What I want to do is ditch the stories I tell myself that create stress. Sounds simple, eh? It's not. Clearly. Otherwise we'd all be doing it. But I am getting much better and faster at noticing when a story is starting up. Mindfulness, right? (Learning to meditate 11 years ago was a great thing, although bloody hard to actually put into practice, I've found).

Another thing I've been thinking about is our tendency to want to persuade people of our stories, because we are pretty wedded to them. And I'm noticing that a little more too - I can say to myself "That's X's story, which is great for them, they can have that, but I don't have to take it on." Now this is MUCH much harder than it sounds. I keep finding myself stuck in other people's - or society's - stories. Society needs its stories too - and conveys them to us through adverts, say, and other media, of course. (see excellent book and blog, Rewriting the Rules, for more on the difficulty of being in conflict with society's stories). They are all around us. I passed an antismoking billboard on my way home today and it's the campaign that has a child talking to a parent who died from lung cancer, wishing they were still around. Not just "Stop smoking - it's bad", but a fully-formed story.

If it is possible to have storyless plot - stuff happens - is there plotless story too, something that makes us feel without in some way "happening"? I've been thinking about this too (yes, I think a lot. A lot.) I think music is plotless story for me. My favourite song makes me instantly happy, can completely change my mood. But is it an event, per se? Perhaps all art is plotless story in this respect? Is art's "aim", if it has an aim, to make us feel something? (Regarding "making yourself happy", an interesting TED talk on "synthetic" versus "natural" happiness).

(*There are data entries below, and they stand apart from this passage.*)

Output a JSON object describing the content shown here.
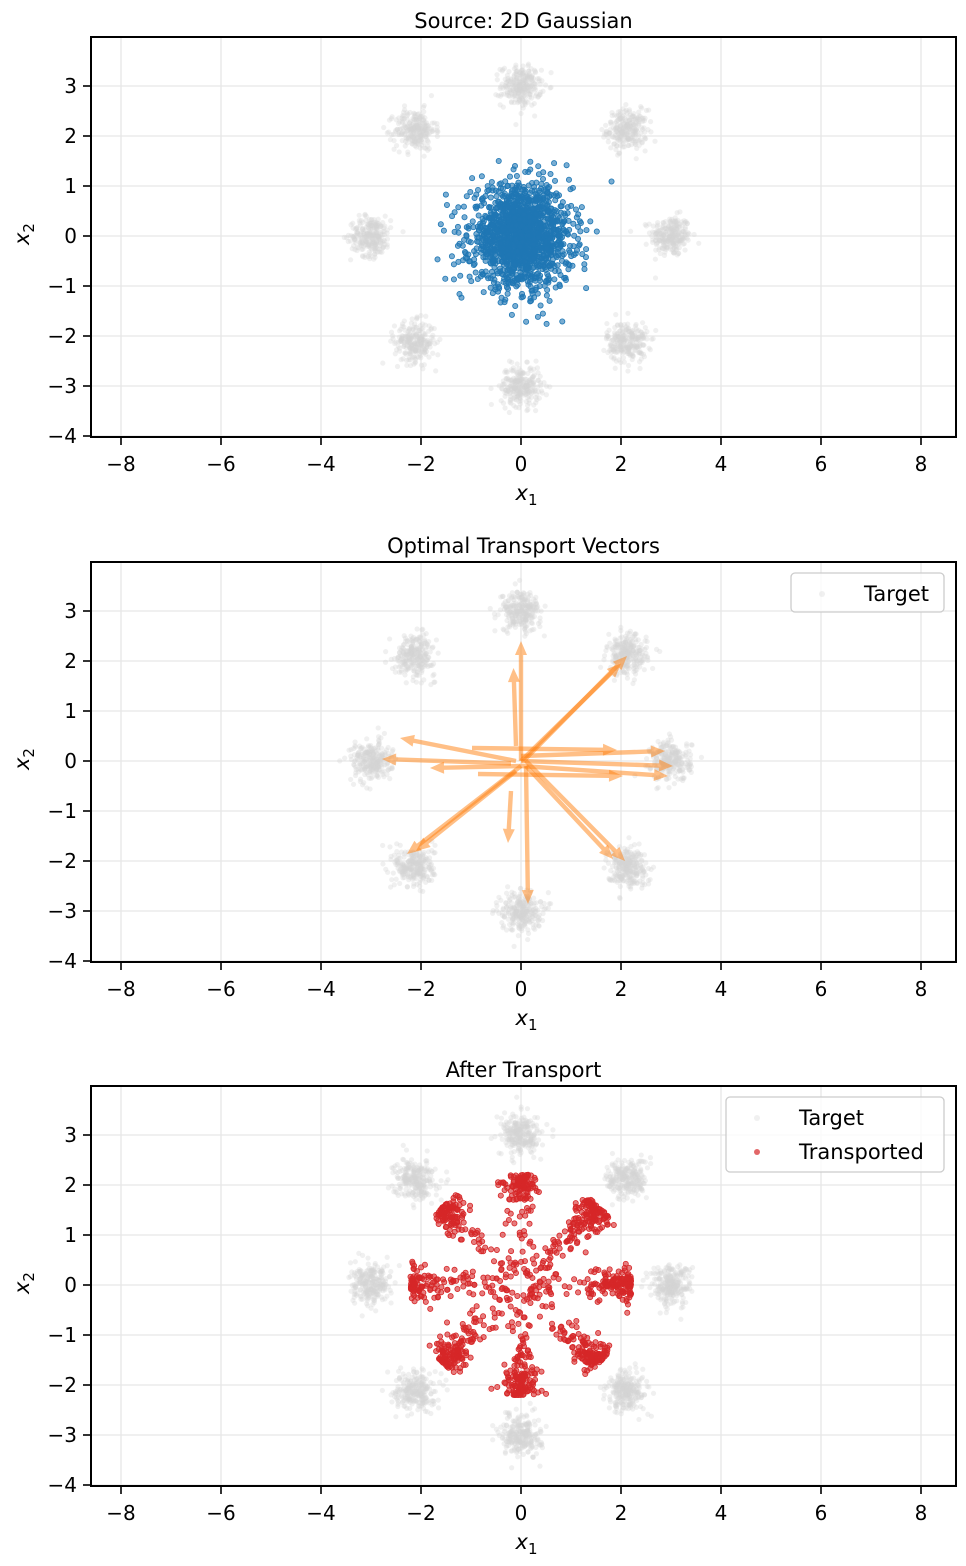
{
  "chart_data": [
    {
      "type": "scatter",
      "title": "Source: 2D Gaussian",
      "xlabel_main": "x",
      "xlabel_sub": "1",
      "ylabel_main": "x",
      "ylabel_sub": "2",
      "xlim": [
        -8.6,
        8.7
      ],
      "ylim": [
        -4.02,
        3.98
      ],
      "xticks": [
        -8,
        -6,
        -4,
        -2,
        0,
        2,
        4,
        6,
        8
      ],
      "yticks": [
        -4,
        -3,
        -2,
        -1,
        0,
        1,
        2,
        3
      ],
      "grid": true,
      "series": [
        {
          "name": "Target",
          "color": "#d3d3d3",
          "kind": "8-gaussians",
          "radius": 3,
          "std": 0.2,
          "n_per_cluster": 250,
          "show_in_legend": false
        },
        {
          "name": "Source",
          "color": "#1f77b4",
          "kind": "gaussian",
          "mean": [
            0,
            0
          ],
          "std": 0.5,
          "n": 1500,
          "show_in_legend": false
        }
      ]
    },
    {
      "type": "quiver",
      "title": "Optimal Transport Vectors",
      "xlabel_main": "x",
      "xlabel_sub": "1",
      "ylabel_main": "x",
      "ylabel_sub": "2",
      "xlim": [
        -8.6,
        8.7
      ],
      "ylim": [
        -4.02,
        3.98
      ],
      "xticks": [
        -8,
        -6,
        -4,
        -2,
        0,
        2,
        4,
        6,
        8
      ],
      "yticks": [
        -4,
        -3,
        -2,
        -1,
        0,
        1,
        2,
        3
      ],
      "grid": true,
      "legend": {
        "placement": "top-right",
        "entries": [
          "Target"
        ]
      },
      "series": [
        {
          "name": "Target",
          "color": "#d3d3d3",
          "kind": "8-gaussians",
          "radius": 3,
          "std": 0.2,
          "n_per_cluster": 250
        }
      ],
      "arrow_color": "#ff7f0e",
      "arrows": [
        {
          "from": [
            0.0,
            0.0
          ],
          "to": [
            0.0,
            2.4
          ]
        },
        {
          "from": [
            -0.1,
            0.3
          ],
          "to": [
            -0.15,
            1.86
          ]
        },
        {
          "from": [
            0.05,
            0.0
          ],
          "to": [
            2.12,
            2.1
          ]
        },
        {
          "from": [
            0.0,
            0.0
          ],
          "to": [
            2.0,
            1.95
          ]
        },
        {
          "from": [
            -0.1,
            0.0
          ],
          "to": [
            -2.42,
            0.46
          ]
        },
        {
          "from": [
            -0.2,
            -0.05
          ],
          "to": [
            -2.78,
            0.04
          ]
        },
        {
          "from": [
            0.0,
            -0.1
          ],
          "to": [
            -1.82,
            -0.14
          ]
        },
        {
          "from": [
            -0.98,
            0.26
          ],
          "to": [
            1.92,
            0.22
          ]
        },
        {
          "from": [
            0.0,
            0.1
          ],
          "to": [
            2.88,
            0.2
          ]
        },
        {
          "from": [
            0.0,
            0.0
          ],
          "to": [
            3.04,
            -0.1
          ]
        },
        {
          "from": [
            0.0,
            -0.1
          ],
          "to": [
            2.94,
            -0.3
          ]
        },
        {
          "from": [
            -0.86,
            -0.26
          ],
          "to": [
            2.04,
            -0.3
          ]
        },
        {
          "from": [
            0.0,
            -0.1
          ],
          "to": [
            -2.28,
            -1.86
          ]
        },
        {
          "from": [
            -0.1,
            -0.2
          ],
          "to": [
            -2.1,
            -1.8
          ]
        },
        {
          "from": [
            -0.2,
            -0.6
          ],
          "to": [
            -0.26,
            -1.64
          ]
        },
        {
          "from": [
            0.1,
            -0.1
          ],
          "to": [
            0.14,
            -2.86
          ]
        },
        {
          "from": [
            0.1,
            0.0
          ],
          "to": [
            2.08,
            -2.0
          ]
        },
        {
          "from": [
            0.1,
            -0.1
          ],
          "to": [
            1.84,
            -1.96
          ]
        }
      ]
    },
    {
      "type": "scatter",
      "title": "After Transport",
      "xlabel_main": "x",
      "xlabel_sub": "1",
      "ylabel_main": "x",
      "ylabel_sub": "2",
      "xlim": [
        -8.6,
        8.7
      ],
      "ylim": [
        -4.02,
        3.98
      ],
      "xticks": [
        -8,
        -6,
        -4,
        -2,
        0,
        2,
        4,
        6,
        8
      ],
      "yticks": [
        -4,
        -3,
        -2,
        -1,
        0,
        1,
        2,
        3
      ],
      "grid": true,
      "legend": {
        "placement": "top-right",
        "entries": [
          "Target",
          "Transported"
        ]
      },
      "series": [
        {
          "name": "Target",
          "color": "#d3d3d3",
          "kind": "8-gaussians",
          "radius": 3,
          "std": 0.2,
          "n_per_cluster": 250
        },
        {
          "name": "Transported",
          "color": "#d62728",
          "kind": "8-arms",
          "arm_radius_range": [
            0.2,
            2.2
          ],
          "arm_width": 0.12,
          "n": 1200
        }
      ]
    }
  ]
}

I think I should wind up now, I have a lot more thoughts, this is very much a work in progress (perhaps for the rest of my life), and I am very conscious of not wanting to try and persuade any of you to "take on" my story about story. All I will say is that I seem to have managed to dampen down my stress-creating mechanism considerably. I have found a way and a language that speaks to me - the language of fiction-writing, of plot-and-storyness.

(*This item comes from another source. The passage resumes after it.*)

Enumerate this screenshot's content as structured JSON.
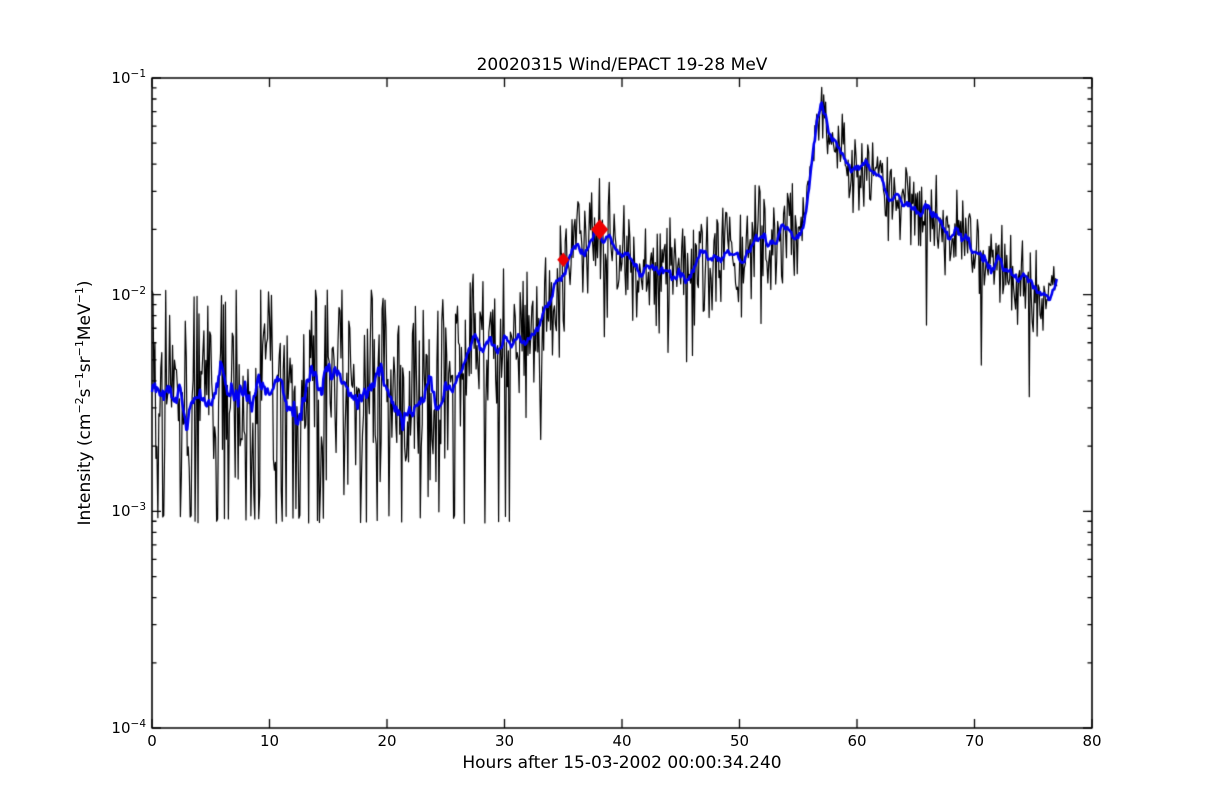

It seems my own stories, and my own writing, have been telling me something it has taken me years to listen to. My own work has become more minimalist and surreal over the past few years, and I have felt for a long time that I was giving the reader more authority over the story, I wasn't demanding it be read a certain way. I was letting go, saying, Here, take it, make of it what you will.

I think that's what I'd like to do in my life, too. Loosen my grasp. If we are all storifying creatures, I won't try and stop it, but it helps me to notice it. To say, Oh look at me and that story I am starting to tell myself about X! And it often now makes me laugh, the amazing stories I started weaving around the most tenuous of plots! What an imagination we have!

Do you have any thoughts on this, anything comments, any critique? I welcome it, as I've said this is work-in-progress. Let's discuss!